A proposito di rapporto genitori-figli, lei è padre di due ma­schi. Come si giudica?
«Questo bisognerebbe chiederlo a loro…».
Si risponde sempre così. Insisto.
«Sono un padre che cerca di mettere dentro al rapporto quanto più dialogo possibile, ma quando è no, è no. Loro sono i figli e io resto il padre e le spiegazioni del perché è no non sempre possono essere capite».
Il suo primo film, “Feisbum”, del 2009, è incentrato sul mondo di Facebook. Che rapporto ha oggi con i social?
«Un rapporto conflittuale: lo uso per comunicare cose di lavoro ma non ne faccio un uso privato. Penso che un attore debba essere conosciuto soltanto attraverso i ruoli che interpreta, attraverso la maschera.
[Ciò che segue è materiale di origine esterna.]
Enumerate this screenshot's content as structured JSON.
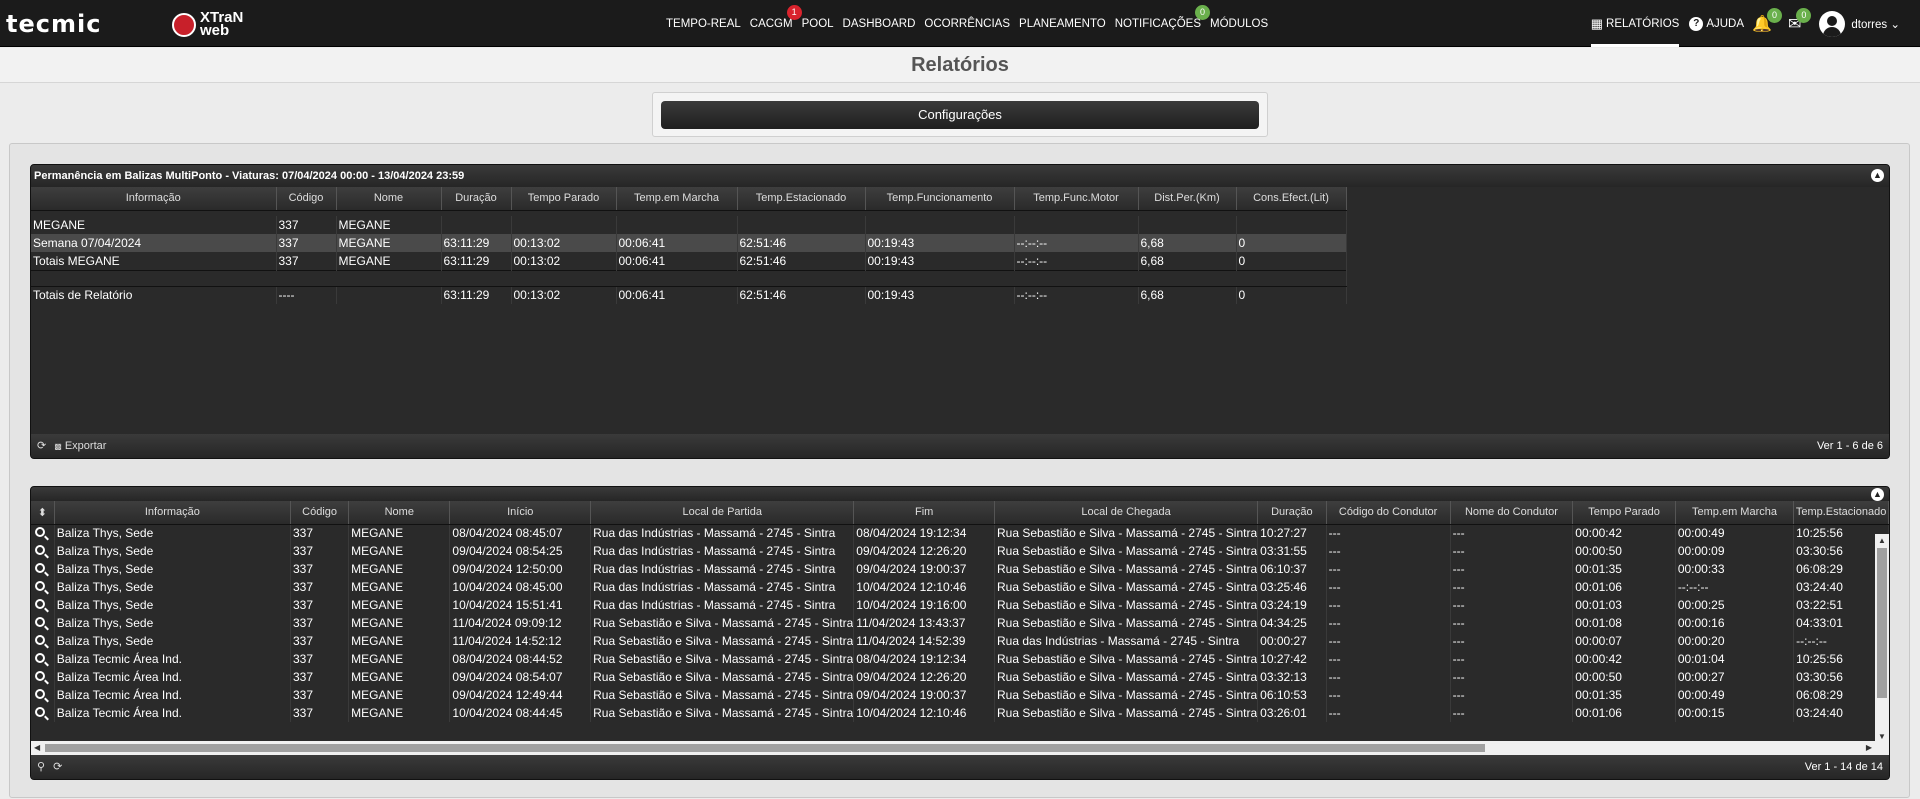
{
  "header": {
    "logo_text": "tecmic",
    "brand_text": "XTraN web",
    "nav": [
      {
        "label": "TEMPO-REAL",
        "badge": ""
      },
      {
        "label": "CACGM",
        "badge": "1"
      },
      {
        "label": "POOL",
        "badge": ""
      },
      {
        "label": "DASHBOARD",
        "badge": ""
      },
      {
        "label": "OCORRÊNCIAS",
        "badge": ""
      },
      {
        "label": "PLANEAMENTO",
        "badge": ""
      },
      {
        "label": "NOTIFICAÇÕES",
        "badge": "0"
      },
      {
        "label": "MÓDULOS",
        "badge": ""
      }
    ],
    "right": {
      "reports_label": "RELATÓRIOS",
      "help_label": "AJUDA",
      "bell_badge": "0",
      "mail_badge": "0",
      "username": "dtorres"
    }
  },
  "page_title": "Relatórios",
  "config_button": "Configurações",
  "summary": {
    "caption": "Permanência em Balizas MultiPonto - Viaturas: 07/04/2024 00:00 - 13/04/2024 23:59",
    "columns": [
      "Informação",
      "Código",
      "Nome",
      "Duração",
      "Tempo Parado",
      "Temp.em Marcha",
      "Temp.Estacionado",
      "Temp.Funcionamento",
      "Temp.Func.Motor",
      "Dist.Per.(Km)",
      "Cons.Efect.(Lit)"
    ],
    "rows": [
      [
        "MEGANE",
        "337",
        "MEGANE",
        "",
        "",
        "",
        "",
        "",
        "",
        "",
        ""
      ],
      [
        "Semana 07/04/2024",
        "337",
        "MEGANE",
        "63:11:29",
        "00:13:02",
        "00:06:41",
        "62:51:46",
        "00:19:43",
        "--:--:--",
        "6,68",
        "0"
      ],
      [
        "Totais MEGANE",
        "337",
        "MEGANE",
        "63:11:29",
        "00:13:02",
        "00:06:41",
        "62:51:46",
        "00:19:43",
        "--:--:--",
        "6,68",
        "0"
      ]
    ],
    "total_row": [
      "Totais de Relatório",
      "----",
      "",
      "63:11:29",
      "00:13:02",
      "00:06:41",
      "62:51:46",
      "00:19:43",
      "--:--:--",
      "6,68",
      "0"
    ],
    "export_label": "Exportar",
    "pager_text": "Ver 1 - 6 de 6"
  },
  "detail": {
    "columns": [
      "Informação",
      "Código",
      "Nome",
      "Início",
      "Local de Partida",
      "Fim",
      "Local de Chegada",
      "Duração",
      "Código do Condutor",
      "Nome do Condutor",
      "Tempo Parado",
      "Temp.em Marcha",
      "Temp.Estacionado"
    ],
    "rows": [
      [
        "Baliza Thys, Sede",
        "337",
        "MEGANE",
        "08/04/2024 08:45:07",
        "Rua das Indústrias - Massamá - 2745 - Sintra",
        "08/04/2024 19:12:34",
        "Rua Sebastião e Silva - Massamá - 2745 - Sintra",
        "10:27:27",
        "---",
        "---",
        "00:00:42",
        "00:00:49",
        "10:25:56"
      ],
      [
        "Baliza Thys, Sede",
        "337",
        "MEGANE",
        "09/04/2024 08:54:25",
        "Rua das Indústrias - Massamá - 2745 - Sintra",
        "09/04/2024 12:26:20",
        "Rua Sebastião e Silva - Massamá - 2745 - Sintra",
        "03:31:55",
        "---",
        "---",
        "00:00:50",
        "00:00:09",
        "03:30:56"
      ],
      [
        "Baliza Thys, Sede",
        "337",
        "MEGANE",
        "09/04/2024 12:50:00",
        "Rua das Indústrias - Massamá - 2745 - Sintra",
        "09/04/2024 19:00:37",
        "Rua Sebastião e Silva - Massamá - 2745 - Sintra",
        "06:10:37",
        "---",
        "---",
        "00:01:35",
        "00:00:33",
        "06:08:29"
      ],
      [
        "Baliza Thys, Sede",
        "337",
        "MEGANE",
        "10/04/2024 08:45:00",
        "Rua das Indústrias - Massamá - 2745 - Sintra",
        "10/04/2024 12:10:46",
        "Rua Sebastião e Silva - Massamá - 2745 - Sintra",
        "03:25:46",
        "---",
        "---",
        "00:01:06",
        "--:--:--",
        "03:24:40"
      ],
      [
        "Baliza Thys, Sede",
        "337",
        "MEGANE",
        "10/04/2024 15:51:41",
        "Rua das Indústrias - Massamá - 2745 - Sintra",
        "10/04/2024 19:16:00",
        "Rua Sebastião e Silva - Massamá - 2745 - Sintra",
        "03:24:19",
        "---",
        "---",
        "00:01:03",
        "00:00:25",
        "03:22:51"
      ],
      [
        "Baliza Thys, Sede",
        "337",
        "MEGANE",
        "11/04/2024 09:09:12",
        "Rua Sebastião e Silva - Massamá - 2745 - Sintra",
        "11/04/2024 13:43:37",
        "Rua Sebastião e Silva - Massamá - 2745 - Sintra",
        "04:34:25",
        "---",
        "---",
        "00:01:08",
        "00:00:16",
        "04:33:01"
      ],
      [
        "Baliza Thys, Sede",
        "337",
        "MEGANE",
        "11/04/2024 14:52:12",
        "Rua Sebastião e Silva - Massamá - 2745 - Sintra",
        "11/04/2024 14:52:39",
        "Rua das Indústrias - Massamá - 2745 - Sintra",
        "00:00:27",
        "---",
        "---",
        "00:00:07",
        "00:00:20",
        "--:--:--"
      ],
      [
        "Baliza Tecmic Área Ind.",
        "337",
        "MEGANE",
        "08/04/2024 08:44:52",
        "Rua Sebastião e Silva - Massamá - 2745 - Sintra",
        "08/04/2024 19:12:34",
        "Rua Sebastião e Silva - Massamá - 2745 - Sintra",
        "10:27:42",
        "---",
        "---",
        "00:00:42",
        "00:01:04",
        "10:25:56"
      ],
      [
        "Baliza Tecmic Área Ind.",
        "337",
        "MEGANE",
        "09/04/2024 08:54:07",
        "Rua Sebastião e Silva - Massamá - 2745 - Sintra",
        "09/04/2024 12:26:20",
        "Rua Sebastião e Silva - Massamá - 2745 - Sintra",
        "03:32:13",
        "---",
        "---",
        "00:00:50",
        "00:00:27",
        "03:30:56"
      ],
      [
        "Baliza Tecmic Área Ind.",
        "337",
        "MEGANE",
        "09/04/2024 12:49:44",
        "Rua Sebastião e Silva - Massamá - 2745 - Sintra",
        "09/04/2024 19:00:37",
        "Rua Sebastião e Silva - Massamá - 2745 - Sintra",
        "06:10:53",
        "---",
        "---",
        "00:01:35",
        "00:00:49",
        "06:08:29"
      ],
      [
        "Baliza Tecmic Área Ind.",
        "337",
        "MEGANE",
        "10/04/2024 08:44:45",
        "Rua Sebastião e Silva - Massamá - 2745 - Sintra",
        "10/04/2024 12:10:46",
        "Rua Sebastião e Silva - Massamá - 2745 - Sintra",
        "03:26:01",
        "---",
        "---",
        "00:01:06",
        "00:00:15",
        "03:24:40"
      ]
    ],
    "pager_text": "Ver 1 - 14 de 14"
  }
}
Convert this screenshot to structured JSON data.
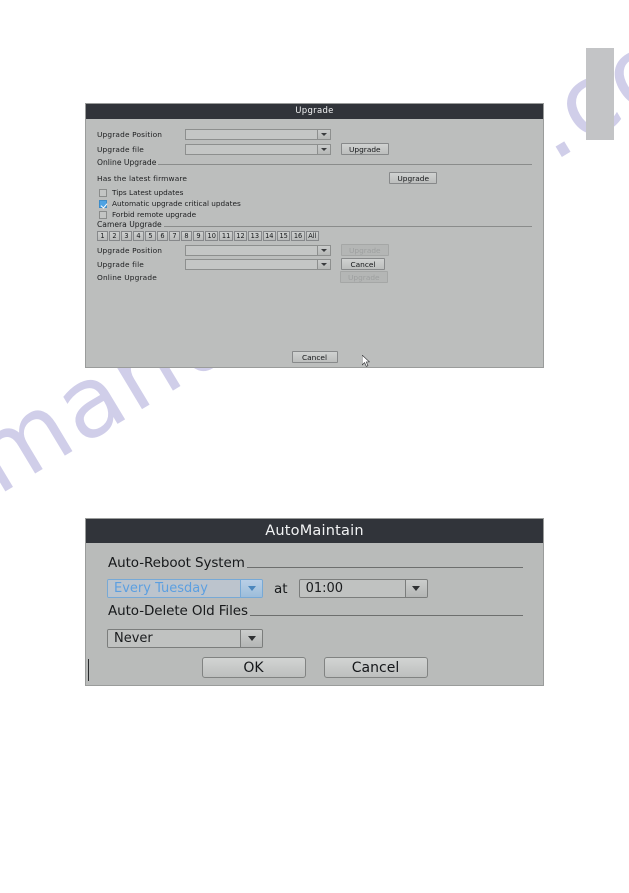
{
  "watermark": {
    "text": "manualshive.com"
  },
  "upgrade_dialog": {
    "title": "Upgrade",
    "upgrade_position_label": "Upgrade Position",
    "upgrade_position_value": "",
    "upgrade_file_label": "Upgrade file",
    "upgrade_file_value": "",
    "upgrade_button": "Upgrade",
    "online_upgrade_section": "Online Upgrade",
    "has_latest_firmware_label": "Has the latest firmware",
    "online_upgrade_button": "Upgrade",
    "checkboxes": [
      {
        "label": "Tips Latest updates",
        "checked": false
      },
      {
        "label": "Automatic upgrade critical updates",
        "checked": true
      },
      {
        "label": "Forbid remote upgrade",
        "checked": false
      }
    ],
    "camera_upgrade_section": "Camera Upgrade",
    "channels": [
      "1",
      "2",
      "3",
      "4",
      "5",
      "6",
      "7",
      "8",
      "9",
      "10",
      "11",
      "12",
      "13",
      "14",
      "15",
      "16",
      "All"
    ],
    "cam_position_label": "Upgrade Position",
    "cam_position_value": "",
    "cam_position_button": "Upgrade",
    "cam_file_label": "Upgrade file",
    "cam_file_value": "",
    "cam_file_button": "Cancel",
    "cam_online_label": "Online Upgrade",
    "cam_online_button": "Upgrade",
    "cancel_button": "Cancel"
  },
  "automaintain_dialog": {
    "title": "AutoMaintain",
    "auto_reboot_section": "Auto-Reboot System",
    "reboot_day_value": "Every Tuesday",
    "at_label": "at",
    "reboot_time_value": "01:00",
    "auto_delete_section": "Auto-Delete Old Files",
    "delete_value": "Never",
    "ok_button": "OK",
    "cancel_button": "Cancel"
  },
  "colors": {
    "titlebar": "#31343a",
    "dialog_bg": "#b9bbba",
    "checkbox_checked": "#4ea3e4",
    "focus_blue": "#5c9fe0",
    "watermark": "#7470be"
  }
}
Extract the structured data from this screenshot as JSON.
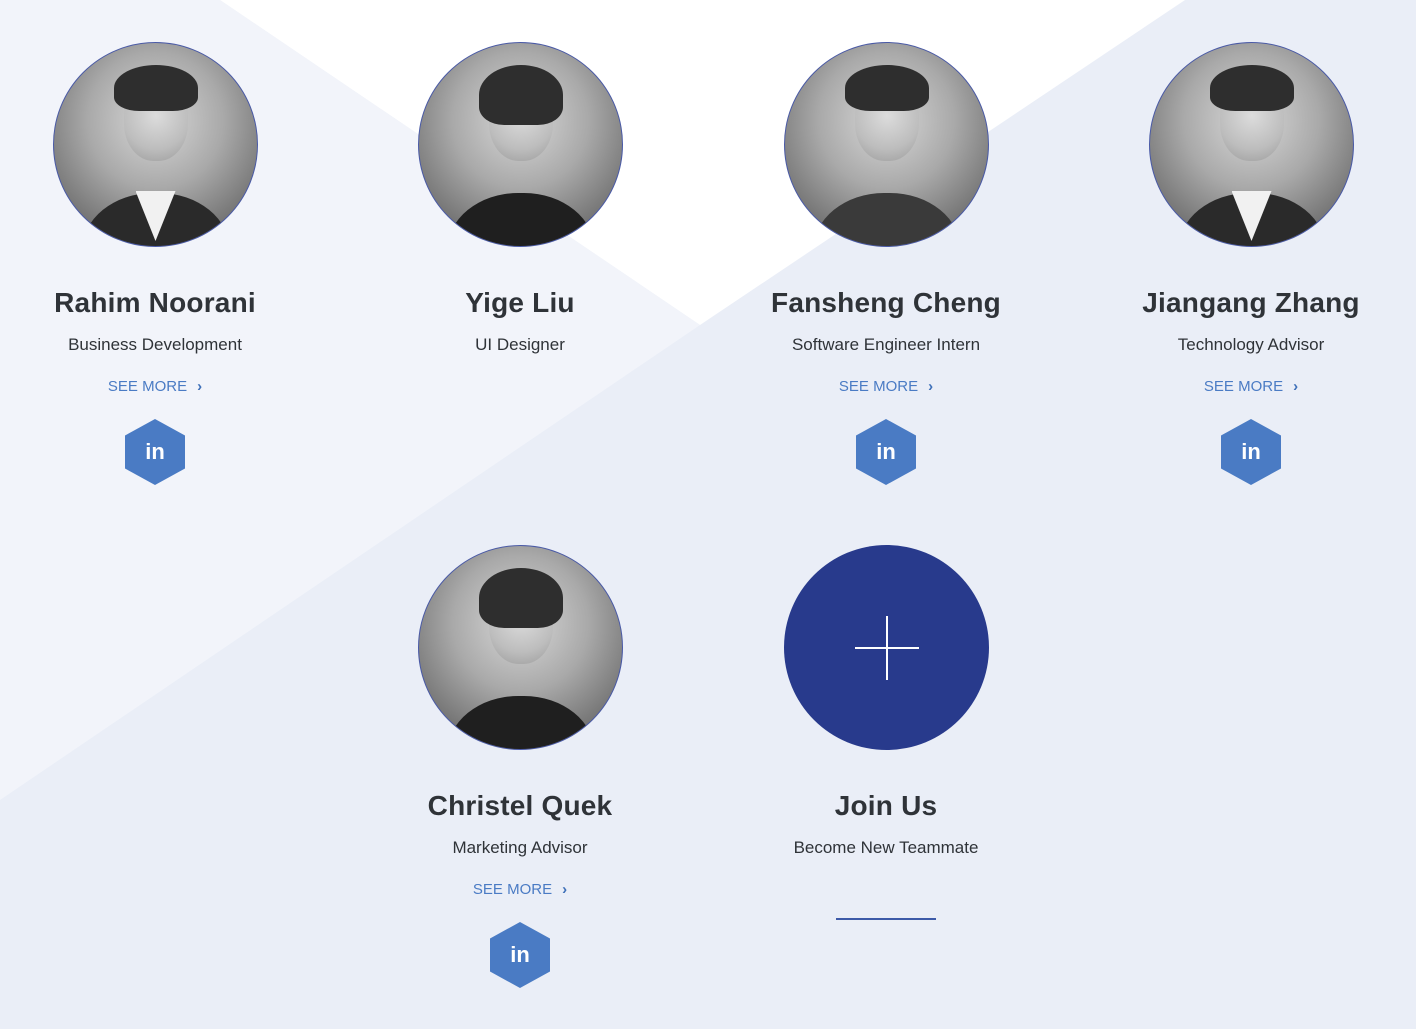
{
  "colors": {
    "background": "#eaeef7",
    "accent": "#4a7bc4",
    "join_circle": "#283a8c",
    "text": "#2f3338"
  },
  "members": [
    {
      "name": "Rahim Noorani",
      "role": "Business Development",
      "see_more": "SEE MORE",
      "linkedin": "in"
    },
    {
      "name": "Yige Liu",
      "role": "UI Designer"
    },
    {
      "name": "Fansheng Cheng",
      "role": "Software Engineer Intern",
      "see_more": "SEE MORE",
      "linkedin": "in"
    },
    {
      "name": "Jiangang Zhang",
      "role": "Technology Advisor",
      "see_more": "SEE MORE",
      "linkedin": "in"
    },
    {
      "name": "Christel Quek",
      "role": "Marketing Advisor",
      "see_more": "SEE MORE",
      "linkedin": "in"
    }
  ],
  "join": {
    "title": "Join Us",
    "subtitle": "Become New Teammate",
    "icon": "plus-icon"
  }
}
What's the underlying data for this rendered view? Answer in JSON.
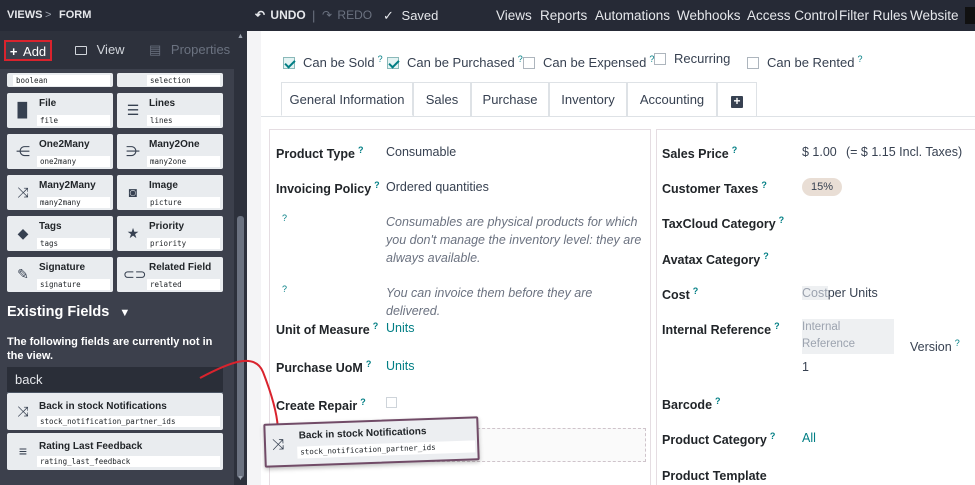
{
  "topbar": {
    "views": "VIEWS",
    "sep": ">",
    "form": "FORM",
    "undo": "UNDO",
    "redo": "REDO",
    "saved": "Saved",
    "menu": [
      "Views",
      "Reports",
      "Automations",
      "Webhooks",
      "Access Control",
      "Filter Rules",
      "Website"
    ]
  },
  "sidebar": {
    "tabs": {
      "add": "Add",
      "view": "View",
      "properties": "Properties"
    },
    "partial_row": [
      {
        "tech": "boolean"
      },
      {
        "tech": "selection"
      }
    ],
    "fields": [
      {
        "name": "File",
        "tech": "file",
        "icon": "file-icon"
      },
      {
        "name": "Lines",
        "tech": "lines",
        "icon": "list-icon"
      },
      {
        "name": "One2Many",
        "tech": "one2many",
        "icon": "one2many-icon"
      },
      {
        "name": "Many2One",
        "tech": "many2one",
        "icon": "many2one-icon"
      },
      {
        "name": "Many2Many",
        "tech": "many2many",
        "icon": "many2many-icon"
      },
      {
        "name": "Image",
        "tech": "picture",
        "icon": "camera-icon"
      },
      {
        "name": "Tags",
        "tech": "tags",
        "icon": "tag-icon"
      },
      {
        "name": "Priority",
        "tech": "priority",
        "icon": "star-icon"
      },
      {
        "name": "Signature",
        "tech": "signature",
        "icon": "signature-icon"
      },
      {
        "name": "Related Field",
        "tech": "related",
        "icon": "link-icon"
      }
    ],
    "existing": {
      "title": "Existing Fields",
      "note": "The following fields are currently not in the view.",
      "search_value": "back",
      "items": [
        {
          "name": "Back in stock Notifications",
          "tech": "stock_notification_partner_ids",
          "icon": "many2many-icon"
        },
        {
          "name": "Rating Last Feedback",
          "tech": "rating_last_feedback",
          "icon": "text-icon"
        }
      ]
    }
  },
  "form": {
    "checkboxes": [
      {
        "label": "Can be Sold",
        "checked": true,
        "help": "?"
      },
      {
        "label": "Can be Purchased",
        "checked": true,
        "help": "?"
      },
      {
        "label": "Can be Expensed",
        "checked": false,
        "help": "?"
      },
      {
        "label": "Recurring",
        "checked": false,
        "help": ""
      },
      {
        "label": "Can be Rented",
        "checked": false,
        "help": "?"
      }
    ],
    "tabs": [
      "General Information",
      "Sales",
      "Purchase",
      "Inventory",
      "Accounting",
      "+"
    ],
    "left": {
      "product_type": {
        "label": "Product Type",
        "value": "Consumable"
      },
      "invoicing_policy": {
        "label": "Invoicing Policy",
        "value": "Ordered quantities"
      },
      "help1": "Consumables are physical products for which you don't manage the inventory level: they are always available.",
      "help2": "You can invoice them before they are delivered.",
      "uom": {
        "label": "Unit of Measure",
        "value": "Units"
      },
      "purchase_uom": {
        "label": "Purchase UoM",
        "value": "Units"
      },
      "create_repair": {
        "label": "Create Repair"
      }
    },
    "right": {
      "sales_price": {
        "label": "Sales Price",
        "value": "$ 1.00",
        "incl": "(= $ 1.15 Incl. Taxes)"
      },
      "customer_taxes": {
        "label": "Customer Taxes",
        "value": "15%"
      },
      "taxcloud": {
        "label": "TaxCloud Category"
      },
      "avatax": {
        "label": "Avatax Category"
      },
      "cost": {
        "label": "Cost",
        "value": "Cost",
        "unit": "per Units"
      },
      "internal_ref": {
        "label": "Internal Reference",
        "placeholder": "Internal Reference",
        "version_label": "Version",
        "version_value": "1"
      },
      "barcode": {
        "label": "Barcode"
      },
      "product_category": {
        "label": "Product Category",
        "value": "All"
      },
      "product_template": {
        "label": "Product Template"
      }
    },
    "drag_ghost": {
      "name": "Back in stock Notifications",
      "tech": "stock_notification_partner_ids"
    }
  },
  "colors": {
    "accent": "#017e84",
    "topbar": "#262a36",
    "sidebar": "#3c404c",
    "highlight": "#d9232d",
    "ghost_border": "#714b67"
  }
}
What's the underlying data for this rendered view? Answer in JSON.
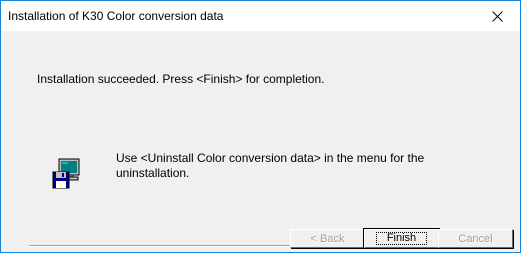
{
  "window": {
    "title": "Installation of K30 Color conversion data",
    "close_glyph": "✕"
  },
  "message": {
    "success": "Installation succeeded.  Press <Finish> for completion.",
    "uninstall_hint": "Use <Uninstall Color conversion data> in the menu for the uninstallation."
  },
  "icons": {
    "setup": "computer-floppy-icon",
    "close": "close-icon"
  },
  "buttons": {
    "back": {
      "label": "< Back",
      "enabled": false
    },
    "finish": {
      "label": "Finish",
      "enabled": true,
      "default": true
    },
    "cancel": {
      "label": "Cancel",
      "enabled": false
    }
  },
  "colors": {
    "window_border": "#1883d7",
    "dialog_face": "#f0f0f0",
    "disabled_text": "#a0a0a0"
  }
}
Siamo attori, non influencer. Io faticherei a star dietro a certe dinamiche do­pate dove la forma è più im­portante del contenuto. Co­munque credo anche che non sia giusto combattere contro il progresso e la contemporaneità. Bisogna dialogarci. “Fei­sbum”, poi, è stato il mio primo film, era la prima volta che mi trovavo davanti alla macchina da presa e non sapere nulla era una tortura».
Nel 2010 ha interpretato Au­reliano Amadei nel suo film autobiografico “20 sigarette”, da lui stesso diretto, che racconta dell’attentato del 12 novembre 2003 contro la base militare italiana di Nas­siriya, che lo aveva visto coin­volto. Certe immagini, fatti i debiti distinguo, sono terribilmente attuali.
«Infatti sono dinamiche che si ripetono anche se si parla di contesti completamente di­versi. Il film è sintomatico di un certo malessere italiano che si ripete negli anni. Una delle pagine più tragiche e scure del nostro Paese ma non isolata, con un prima e un dopo. Purtroppo».
Torniamo al teatro e, in particolare, al teatro di regia. Ha lavorato due volte con Luca Ronconi, un maestro indiscusso che ha forgiato generazioni di interpreti, un carattere difficile. Com’è stata la sua esperienza?
«Il teatro è il luogo da cui è scaturito il tipo di attore che sono. Quando penso al teatro penso alla casa. Ronconi è stato fondamentale, mi ha fornito gli strumenti per com­prendere cosa davvero significhi essere un interprete. L’imprinting l’ho ricevuto da lui».
Ora riprenderà “Chi ha paura di Virginia Woolf?” di Edward Albee accanto a Sonia Berga­masco, diretto per la seconda volta da Antonio Latella. Uno spettacolo che ha debuttato a Napoli con successo e che quest’anno sarà anche al Nord…
«Con Latella avevo già fatto “Un tram che si chiama Desiderio” di Tennessee Wil­liams, dieci anni fa, ed era andato molto bene. Poi ci siamo rincorsi per un bel po’ senza riuscire a incontrarci di nuovo finché è arrivata questa occasione: per me ancora una volta un’esperienza straordinaria. Uno di quei testi che ti posizionano, una fortuna enorme. Come attore non posso chiedere di più».
Chiudiamo il cerchio tornando all’inizio, cioè al vino e quindi anche al cibo.
«Un binomio indissolubile. Io vengo da due famiglie contadine e sono cresciuto con il sugo che sobbolliva sui fornelli…».